Zoning and restrictions such as the growth boundary have been determined by the courts to pass the constitutional muster, and there are instances where they can have some limited beneficial influence. (Zoning is best used to protect an existing community area from changes or an intrusion of uses that would undermine it; preservation of an area's historic character is an excellent example.) However, they are overused and should be religated to a minor role in the effort to reverse suburban sprawl. TOP /\
One restriction gaining popularity as the ultimate in sprawl control is the growth boundary. First implemented in Portland, Oregon, the growth boundary is a line drawn around a metropolitan area, beyond which no suburban uses are permitted (except that in Portland a five acre zoning was "grandfathered" in a few places outside the growth boundary and is now used in those areas for what Portlanders call "McMansions"). The growth boundary does effectively contain sprawl and keep it from moving outward as it would normally do, however, within it, the outmigration and land consumption of un-utilized areas continues.
There are similarities between the growth boundary concept and municipal zoning. Compared to the pinball effect of municipal zoning, the growth boundary is more like the bumper on a billiard table, bouncing land consumptive uses inward until they find some place within. While the growth boundary does contain suburban sprawl, as with zoning it does little to slow or control the land consumptive uses within, and it does nothing to stop or reverse the continuing proliferation of automotive based suburbs.
Despite this, contrary to the Pittsburgh Tribune Review reports of dissention in Portland over the growth boundary, Portlanders are insistent that the growth boundary remain as is. A few years ago, the regional planning agency in the metro Portland area found itself faced with a burgeoning population that was growing faster than had been anticipated when the growth boundary was first drawn.
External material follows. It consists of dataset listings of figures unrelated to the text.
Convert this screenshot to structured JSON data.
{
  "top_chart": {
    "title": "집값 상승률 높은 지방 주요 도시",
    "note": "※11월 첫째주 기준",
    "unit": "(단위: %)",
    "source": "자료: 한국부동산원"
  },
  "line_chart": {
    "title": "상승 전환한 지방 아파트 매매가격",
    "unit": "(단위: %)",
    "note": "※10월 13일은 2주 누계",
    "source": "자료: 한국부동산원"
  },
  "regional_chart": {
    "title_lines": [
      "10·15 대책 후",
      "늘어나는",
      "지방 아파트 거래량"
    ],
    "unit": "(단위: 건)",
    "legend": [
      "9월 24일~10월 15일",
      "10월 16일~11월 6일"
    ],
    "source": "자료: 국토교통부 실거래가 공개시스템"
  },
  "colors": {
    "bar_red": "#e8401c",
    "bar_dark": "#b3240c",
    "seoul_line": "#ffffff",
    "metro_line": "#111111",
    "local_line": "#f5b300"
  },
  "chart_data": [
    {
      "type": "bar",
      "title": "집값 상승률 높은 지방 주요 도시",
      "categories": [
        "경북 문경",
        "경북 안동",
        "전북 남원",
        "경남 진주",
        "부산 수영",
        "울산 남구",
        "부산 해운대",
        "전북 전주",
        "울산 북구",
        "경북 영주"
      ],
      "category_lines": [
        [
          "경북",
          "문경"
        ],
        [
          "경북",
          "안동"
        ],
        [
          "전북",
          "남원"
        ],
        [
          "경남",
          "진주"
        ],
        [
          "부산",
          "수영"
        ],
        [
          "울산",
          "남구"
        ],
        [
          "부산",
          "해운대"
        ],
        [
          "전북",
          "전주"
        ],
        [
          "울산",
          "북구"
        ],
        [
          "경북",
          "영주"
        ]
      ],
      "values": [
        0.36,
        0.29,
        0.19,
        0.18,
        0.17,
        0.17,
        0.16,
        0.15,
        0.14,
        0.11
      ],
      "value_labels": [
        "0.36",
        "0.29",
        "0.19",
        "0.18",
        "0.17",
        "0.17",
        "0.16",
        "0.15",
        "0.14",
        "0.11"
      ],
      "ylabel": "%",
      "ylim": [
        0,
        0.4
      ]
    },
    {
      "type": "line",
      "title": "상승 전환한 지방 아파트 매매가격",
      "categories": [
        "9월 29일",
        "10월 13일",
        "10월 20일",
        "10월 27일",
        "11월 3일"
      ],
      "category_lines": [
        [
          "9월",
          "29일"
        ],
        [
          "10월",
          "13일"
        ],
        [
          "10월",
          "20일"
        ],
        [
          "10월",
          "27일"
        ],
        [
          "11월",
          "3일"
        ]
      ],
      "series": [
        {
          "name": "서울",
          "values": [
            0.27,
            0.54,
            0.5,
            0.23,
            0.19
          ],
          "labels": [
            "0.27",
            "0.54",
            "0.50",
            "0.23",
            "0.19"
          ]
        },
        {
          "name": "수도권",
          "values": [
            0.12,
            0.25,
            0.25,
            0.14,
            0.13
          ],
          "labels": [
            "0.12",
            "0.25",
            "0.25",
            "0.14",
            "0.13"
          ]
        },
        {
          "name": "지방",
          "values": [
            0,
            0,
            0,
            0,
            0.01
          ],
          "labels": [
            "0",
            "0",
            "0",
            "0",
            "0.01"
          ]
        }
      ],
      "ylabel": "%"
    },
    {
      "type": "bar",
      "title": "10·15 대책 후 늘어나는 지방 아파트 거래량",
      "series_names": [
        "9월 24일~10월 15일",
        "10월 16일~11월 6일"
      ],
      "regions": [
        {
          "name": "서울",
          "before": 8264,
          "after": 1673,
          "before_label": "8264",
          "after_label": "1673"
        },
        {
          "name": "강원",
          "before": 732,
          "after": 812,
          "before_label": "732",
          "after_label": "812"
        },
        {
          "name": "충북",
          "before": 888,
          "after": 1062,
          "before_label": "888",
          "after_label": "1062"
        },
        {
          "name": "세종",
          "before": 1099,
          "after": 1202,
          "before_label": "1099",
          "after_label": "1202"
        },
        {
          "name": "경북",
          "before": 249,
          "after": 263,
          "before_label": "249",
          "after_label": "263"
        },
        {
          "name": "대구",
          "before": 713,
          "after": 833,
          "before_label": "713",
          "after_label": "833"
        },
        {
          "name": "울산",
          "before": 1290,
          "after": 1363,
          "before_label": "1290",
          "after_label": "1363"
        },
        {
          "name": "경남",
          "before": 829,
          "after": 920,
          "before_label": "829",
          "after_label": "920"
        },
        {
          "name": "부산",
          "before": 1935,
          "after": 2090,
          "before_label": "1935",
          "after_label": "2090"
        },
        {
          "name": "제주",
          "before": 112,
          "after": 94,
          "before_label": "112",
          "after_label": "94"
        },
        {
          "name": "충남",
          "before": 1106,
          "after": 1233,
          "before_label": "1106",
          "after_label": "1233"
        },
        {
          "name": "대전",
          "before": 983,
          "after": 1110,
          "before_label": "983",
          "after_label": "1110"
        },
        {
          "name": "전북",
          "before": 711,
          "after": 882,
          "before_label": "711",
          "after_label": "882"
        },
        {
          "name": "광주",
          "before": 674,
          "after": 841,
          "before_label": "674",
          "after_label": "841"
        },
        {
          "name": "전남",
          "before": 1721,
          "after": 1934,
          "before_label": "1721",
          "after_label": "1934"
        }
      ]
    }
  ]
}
The agency proposed extending the boundary farther out in order to make way for more people as the area's population grows, and the matter was placed on the ballot. Furious voters overwhelmingly defeated it. — They wanted their growth boundary, and they wanted it to stay just the way it is! It is now considered a settled issue among most Portlanders.
The Portland metropolitan area has chiefly relied upon the planning process and its instruments of zoning and design restrictions, upsetting some real estate speculators. They are struggling against the same land consumptive pressures that plague the rest of the country and they have not succeeded in achieving much more than containment using the growth boundary.